2. Market yourself Interviewing, and the rest of the job search process, is all about “marketing your skills and abilities,” Seidman says. “Focus on what you bring to the table.” Don’t forget to reiterate your strengths at the end of the interview, Seidman adds. “Help the interviewers do their job. Find a way to say, ‘My understanding is that you’re looking for somebody who can do A, B, C, and D, and I bring all of these skills to the table.’” It is important to show them “that you have everything that they’re looking for” just before walking out the door. If the interviewer doesn’t ask “Why should we hire you?” provide a summary anyway, she says.
3. Don’t botch the presentation “Scientific presentations can be the kiss of death,” says Driscoll. It is important to “speak about your work coherently, concisely, and clearly.” One common downfall is cramming too many projects into one presentation, which can be confusing and too cursory for your audience. Choose one project, and tell it like a story, Driscoll says. Include the problems you encountered, how you tackled them, and what the end result of it all was. Employers want to see how you handle difficult situations, and “it shows your creativity as a scientist,” she says. Also, never present someone else’s research. It’s “totally irrelevant,” Driscoll says.
Finally, give a presentation you’ve already practiced, if possible, Driscoll says. For anyone with less than 5 years of experience, this will likely be their dissertation work. If you have more than one to choose from, give the company the option. It’s always best to present the project that is most relevant to the company’s research.
After the Interview-3 tips
1. Follow up Sending a thank-you letter may seem outdated, but with the simplicity that email affords the process, it’s really a must, says life sciences recruiter Toby Freedman of Synapsis Search in California. In addition to the respect it implies, it allows you to “include things [you] may have forgotten to mention” in the interview, Brown says. “It’s also a good opportunity to address anything you thought didn’t go right in the interview,” Driscoll adds. In addition to thanking them for their time and reiterating your interest in the position, you should personalize the note, highlighting a particular part of the conversation you had during the interview. “It’s not a good idea to send the same exact email to every person,” Driscoll says.
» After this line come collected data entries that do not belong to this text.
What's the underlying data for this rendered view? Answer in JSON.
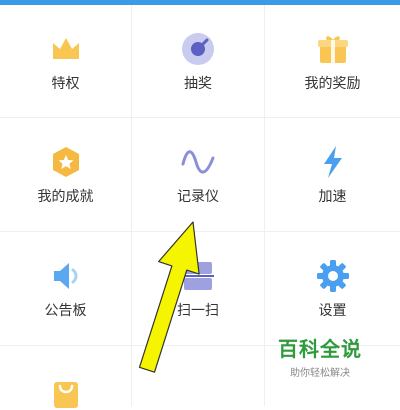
{
  "grid": {
    "items": [
      {
        "label": "特权",
        "icon": "crown-icon"
      },
      {
        "label": "抽奖",
        "icon": "lottery-icon"
      },
      {
        "label": "我的奖励",
        "icon": "gift-icon"
      },
      {
        "label": "我的成就",
        "icon": "achievement-icon"
      },
      {
        "label": "记录仪",
        "icon": "wave-icon"
      },
      {
        "label": "加速",
        "icon": "lightning-icon"
      },
      {
        "label": "公告板",
        "icon": "speaker-icon"
      },
      {
        "label": "扫一扫",
        "icon": "scan-icon"
      },
      {
        "label": "设置",
        "icon": "gear-icon"
      },
      {
        "label": "",
        "icon": "bag-icon"
      }
    ]
  },
  "watermark": {
    "title": "百科全说",
    "subtitle": "助你轻松解决"
  },
  "colors": {
    "accent_blue": "#3b9be6",
    "icon_yellow": "#f9c653",
    "icon_purple": "#8b8fd8",
    "arrow_yellow": "#f5f500",
    "watermark_green": "#2e9a3b"
  }
}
2. Expand your network “Every interview you go on is a networking opportunity,” says Tamaren. Driscoll recommends sending the thank-you followup in a LinkedIn note inviting the interviewers to be a part of your professional network. While there are many networking sites, Driscoll suggests picking one and sticking with it. “You can hurt yourself by using too many of these sites,” she says. Maintaining contacts after a rejection is another way to increase your professional network and open up more avenues for learning about future interviewers you may encounter. “It’s a great networking tool for your job search and your career in general,” says Driscoll.
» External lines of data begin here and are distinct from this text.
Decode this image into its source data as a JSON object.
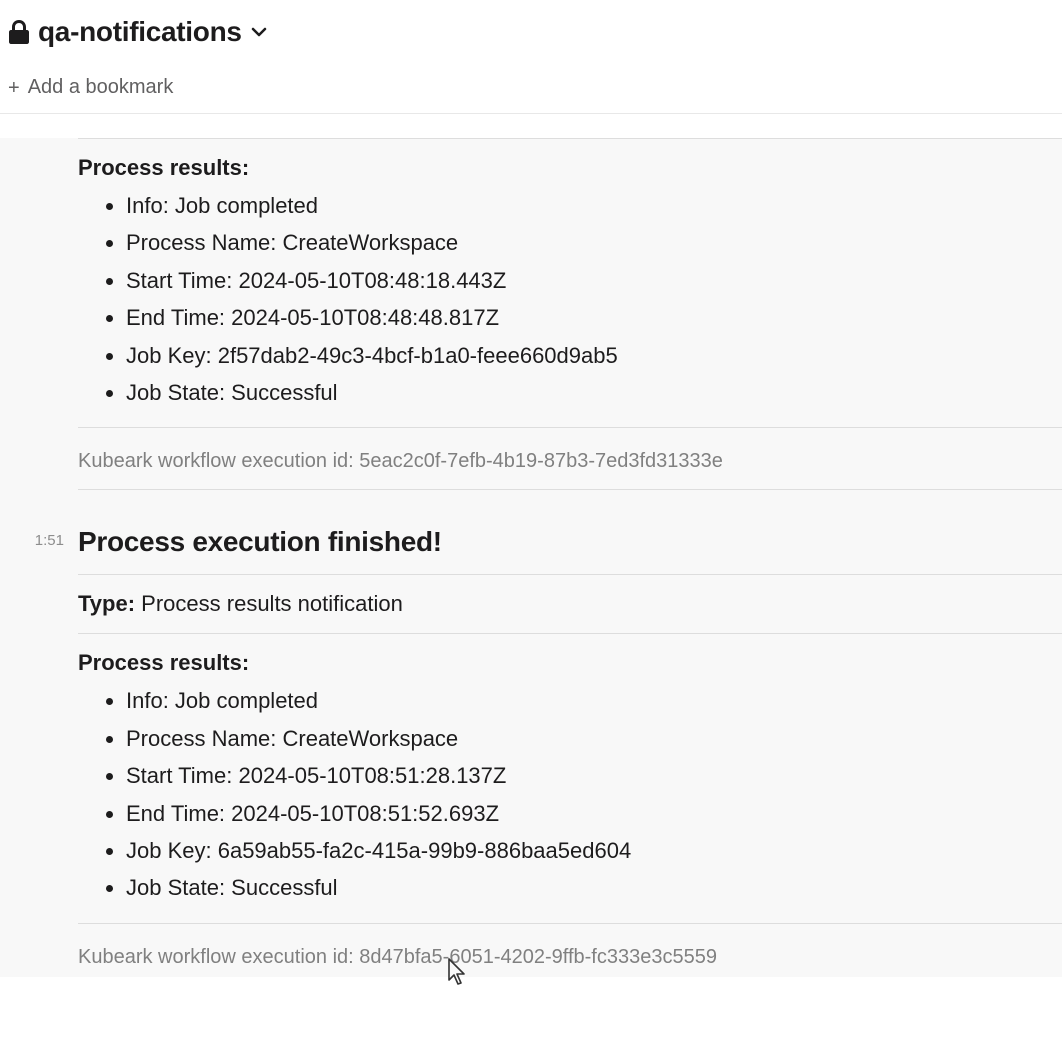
{
  "header": {
    "channel_name": "qa-notifications",
    "bookmark_text": "Add a bookmark"
  },
  "messages": [
    {
      "process_results_label": "Process results:",
      "items": [
        "Info: Job completed",
        "Process Name: CreateWorkspace",
        "Start Time: 2024-05-10T08:48:18.443Z",
        "End Time: 2024-05-10T08:48:48.817Z",
        "Job Key: 2f57dab2-49c3-4bcf-b1a0-feee660d9ab5",
        "Job State: Successful"
      ],
      "footer": "Kubeark workflow execution id: 5eac2c0f-7efb-4b19-87b3-7ed3fd31333e"
    },
    {
      "timestamp": "1:51",
      "heading": "Process execution finished!",
      "type_label": "Type:",
      "type_value": "Process results notification",
      "process_results_label": "Process results:",
      "items": [
        "Info: Job completed",
        "Process Name: CreateWorkspace",
        "Start Time: 2024-05-10T08:51:28.137Z",
        "End Time: 2024-05-10T08:51:52.693Z",
        "Job Key: 6a59ab55-fa2c-415a-99b9-886baa5ed604",
        "Job State: Successful"
      ],
      "footer": "Kubeark workflow execution id: 8d47bfa5-6051-4202-9ffb-fc333e3c5559"
    }
  ]
}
3. Make the most of a rejection “I really encourage people to get feedback,” Driscoll says. If you are working with a recruiter, they are usually able to obtain such information for you, she says, but if you are job hunting on your own, contact human relations for specific feedback as to why you didn’t get the job. “They’re very reluctant to be completely honest with you,” Driscoll warns, but encourage honesty by explaining that you are simply looking to improve your interview skills, and they will likely submit to your request. “Generally speaking,” she says, “people want to help you.” This feedback can help you identify a problem area that you need to work on.